Time and growth provide new challenges, what are some of the challenges that you look forward to today?

Getting the movie studio off the ground and becoming a world force in movies – this field is so exciting and gets me jumping out of bed like a rhinoceros every day.

What is/are the most important thing(s) you have learned during your experience?

Life is mostly froth and bubble. Two things stand like stone. Kindness in another’s trouble. Courage in your own.

What are the most important things do you think a young entrepreneur should focus on?

Identify what you want to do. Learn everything you can about that area – but don’t just think, act – jump in as soon as you can and learn as you go. Don’t be afraid of anything, there is nothing that the world can do to you. Once set on your course stay the distance. You don’t know if the race is 1500 metres or a marathon, and you won’t know until you reach the finish line, so never, ever give up.

Who, and what do you attribute your achievements to? Why?

A number of things. When I was 17, I said I would read 2 books a week for the rest of my life – I still do to this day – so I have a lot of knowledge to draw on in there. Secondly I love looking at the lives of famous people and emulating them – (Winston) Churchill stands out among them – get his biography and read it several times and you will see how important it is to keep going.

Read as many things that you can get your hands on that edify or educate you – don’t read trash unless you want to just chill out on the beach – read stuff that teaches you something, keep looking – keep learning, and most of all, keep a happy disposition.

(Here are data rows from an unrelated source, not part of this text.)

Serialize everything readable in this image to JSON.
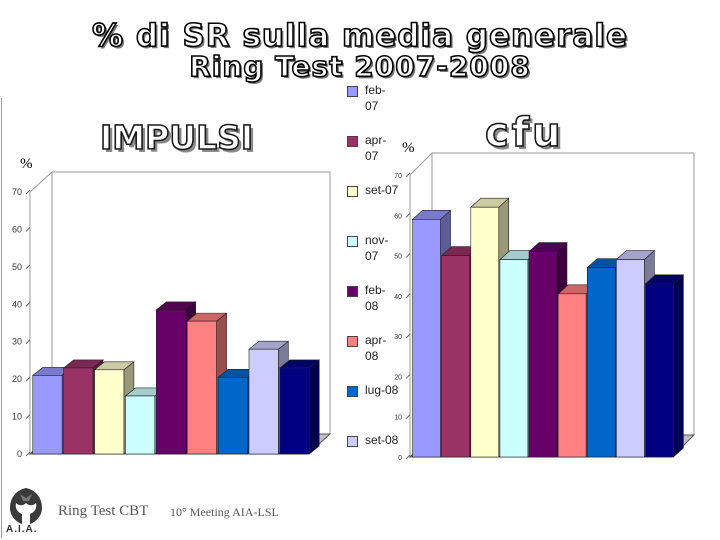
{
  "title": {
    "line1": "% di SR sulla media generale",
    "line2": "Ring Test  2007-2008"
  },
  "charts": {
    "left_heading": "IMPULSI",
    "right_heading": "cfu",
    "left_unit": "%",
    "right_unit": "%"
  },
  "legend": {
    "items": [
      {
        "label": "feb-07",
        "color": "#9999ff"
      },
      {
        "label": "apr-07",
        "color": "#993366"
      },
      {
        "label": "set-07",
        "color": "#ffffcc"
      },
      {
        "label": "nov-07",
        "color": "#ccffff"
      },
      {
        "label": "feb-08",
        "color": "#660066"
      },
      {
        "label": "apr-08",
        "color": "#ff8080"
      },
      {
        "label": "lug-08",
        "color": "#0066cc"
      },
      {
        "label": "set-08",
        "color": "#ccccff"
      }
    ]
  },
  "footer": {
    "ring_test": "Ring Test CBT",
    "meeting": "10° Meeting AIA-LSL",
    "logo_text": "A.I.A."
  },
  "chart_data": [
    {
      "type": "bar",
      "title": "IMPULSI",
      "ylabel": "%",
      "ylim": [
        0,
        70
      ],
      "yticks": [
        0,
        10,
        20,
        30,
        40,
        50,
        60,
        70
      ],
      "grid": false,
      "three_d": true,
      "legend_position": "right",
      "series": [
        {
          "name": "feb-07",
          "values": [
            21
          ]
        },
        {
          "name": "apr-07",
          "values": [
            23
          ]
        },
        {
          "name": "set-07",
          "values": [
            22.5
          ]
        },
        {
          "name": "nov-07",
          "values": [
            15.5
          ]
        },
        {
          "name": "feb-08",
          "values": [
            38.5
          ]
        },
        {
          "name": "apr-08",
          "values": [
            35.5
          ]
        },
        {
          "name": "lug-08",
          "values": [
            20.5
          ]
        },
        {
          "name": "set-08",
          "values": [
            28
          ]
        },
        {
          "name": "",
          "values": [
            23
          ]
        }
      ],
      "extra_bar_color": "#000080"
    },
    {
      "type": "bar",
      "title": "cfu",
      "ylabel": "%",
      "ylim": [
        0,
        70
      ],
      "yticks": [
        0,
        10,
        20,
        30,
        40,
        50,
        60,
        70
      ],
      "grid": false,
      "three_d": true,
      "series": [
        {
          "name": "feb-07",
          "values": [
            59
          ]
        },
        {
          "name": "apr-07",
          "values": [
            50
          ]
        },
        {
          "name": "set-07",
          "values": [
            62
          ]
        },
        {
          "name": "nov-07",
          "values": [
            49
          ]
        },
        {
          "name": "feb-08",
          "values": [
            51
          ]
        },
        {
          "name": "apr-08",
          "values": [
            40.5
          ]
        },
        {
          "name": "lug-08",
          "values": [
            47
          ]
        },
        {
          "name": "set-08",
          "values": [
            49
          ]
        },
        {
          "name": "",
          "values": [
            43
          ]
        }
      ],
      "extra_bar_color": "#000080"
    }
  ]
}
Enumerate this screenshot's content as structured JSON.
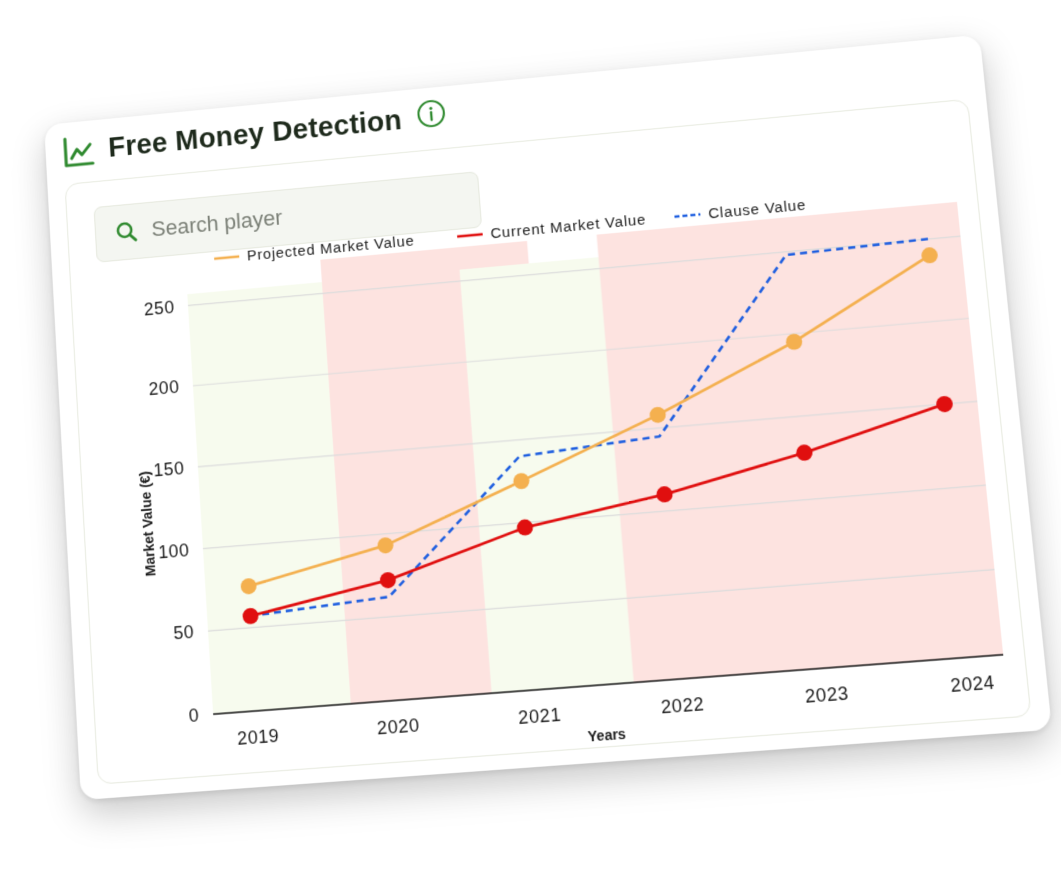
{
  "header": {
    "title": "Free Money Detection"
  },
  "search": {
    "placeholder": "Search player"
  },
  "colors": {
    "projected": "#f4b04f",
    "current": "#e00f0f",
    "clause": "#1f5fe0",
    "band_green": "#f7fbee",
    "band_red": "#fde3e0",
    "icon_green": "#2f8a2f"
  },
  "chart_data": {
    "type": "line",
    "x": [
      "2019",
      "2020",
      "2021",
      "2022",
      "2023",
      "2024"
    ],
    "xlabel": "Years",
    "ylabel": "Market Value (€)",
    "yticks": [
      "0",
      "50",
      "100",
      "150",
      "200",
      "250"
    ],
    "ylim": [
      0,
      260
    ],
    "series": [
      {
        "name": "Projected Market Value",
        "style": "solid",
        "values": [
          75,
          93,
          125,
          158,
          195,
          240
        ]
      },
      {
        "name": "Current Market Value",
        "style": "solid",
        "values": [
          57,
          72,
          97,
          110,
          128,
          150
        ]
      },
      {
        "name": "Clause Value",
        "style": "dashed",
        "values": [
          57,
          62,
          140,
          145,
          248,
          250
        ]
      }
    ],
    "background_bands": [
      {
        "from": "2019",
        "to": "2020",
        "color": "green"
      },
      {
        "from": "2020",
        "to": "2021",
        "color": "red"
      },
      {
        "from": "2021",
        "to": "2022",
        "color": "green"
      },
      {
        "from": "2022",
        "to": "2024",
        "color": "red"
      }
    ],
    "legend_position": "top"
  }
}
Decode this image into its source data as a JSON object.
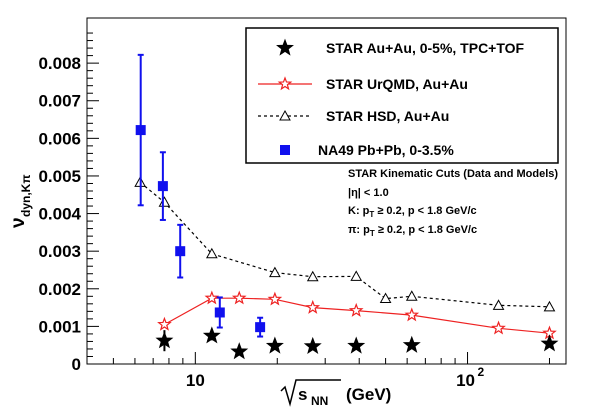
{
  "chart_data": {
    "type": "scatter",
    "xlabel": "√s_NN (GeV)",
    "ylabel": "ν_dyn,Kπ",
    "xscale": "log",
    "xlim": [
      4.0,
      230
    ],
    "ylim": [
      0,
      0.0092
    ],
    "x_tick_labels": [
      "10",
      "10^2"
    ],
    "y_ticks": [
      0,
      0.001,
      0.002,
      0.003,
      0.004,
      0.005,
      0.006,
      0.007,
      0.008
    ],
    "y_tick_labels": [
      "0",
      "0.001",
      "0.002",
      "0.003",
      "0.004",
      "0.005",
      "0.006",
      "0.007",
      "0.008"
    ],
    "legend_position": "top-right",
    "series": [
      {
        "name": "STAR Au+Au, 0-5%, TPC+TOF",
        "color": "#000000",
        "marker": "star-filled",
        "x": [
          7.7,
          11.5,
          14.5,
          19.6,
          27,
          39,
          62.4,
          200
        ],
        "y": [
          0.00062,
          0.00075,
          0.00033,
          0.00048,
          0.00047,
          0.00048,
          0.0005,
          0.00054
        ],
        "yerr": [
          0.00028,
          0.00012,
          8e-05,
          0.0001,
          0.0001,
          0.0001,
          0.0001,
          8e-05
        ]
      },
      {
        "name": "STAR UrQMD, Au+Au",
        "color": "#ee2222",
        "marker": "star-open",
        "line": "solid",
        "x": [
          7.7,
          11.5,
          14.5,
          19.6,
          27,
          39,
          62.4,
          130,
          200
        ],
        "y": [
          0.00105,
          0.00175,
          0.00175,
          0.00172,
          0.0015,
          0.00142,
          0.0013,
          0.00095,
          0.00082
        ]
      },
      {
        "name": "STAR HSD, Au+Au",
        "color": "#000000",
        "marker": "triangle-open",
        "line": "dashed",
        "x": [
          6.27,
          7.7,
          11.5,
          19.6,
          27,
          39,
          50,
          62.4,
          130,
          200
        ],
        "y": [
          0.00483,
          0.0043,
          0.00293,
          0.00243,
          0.00232,
          0.00233,
          0.00174,
          0.0018,
          0.00156,
          0.00152
        ]
      },
      {
        "name": "NA49 Pb+Pb, 0-3.5%",
        "color": "#1010ee",
        "marker": "square-filled",
        "x": [
          6.3,
          7.6,
          8.8,
          12.3,
          17.3
        ],
        "y": [
          0.00622,
          0.00473,
          0.003,
          0.00137,
          0.00098
        ],
        "yerr": [
          0.002,
          0.0009,
          0.0007,
          0.0004,
          0.00025
        ]
      }
    ],
    "annotations": [
      "STAR Kinematic Cuts (Data and Models)",
      "|η| < 1.0",
      "K: p_T ≥ 0.2, p < 1.8 GeV/c",
      "π: p_T ≥ 0.2, p < 1.8 GeV/c"
    ]
  }
}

There is only one journey in life – you are on it – if you don’t enjoy it, then your life is worthless. You get given one gift in this world and one gift only – and that’s the gift of life – no matter what circumstances you start off in life, you have this precious thing in your hands that you are allowed to do whatever you want with.

Gavin Crombie is the author of the best-selling business book “The Way of the Dragon: A Guide for Australians Doing Business in China“, which is currently used in more than 15 MBA programs around the world as course material.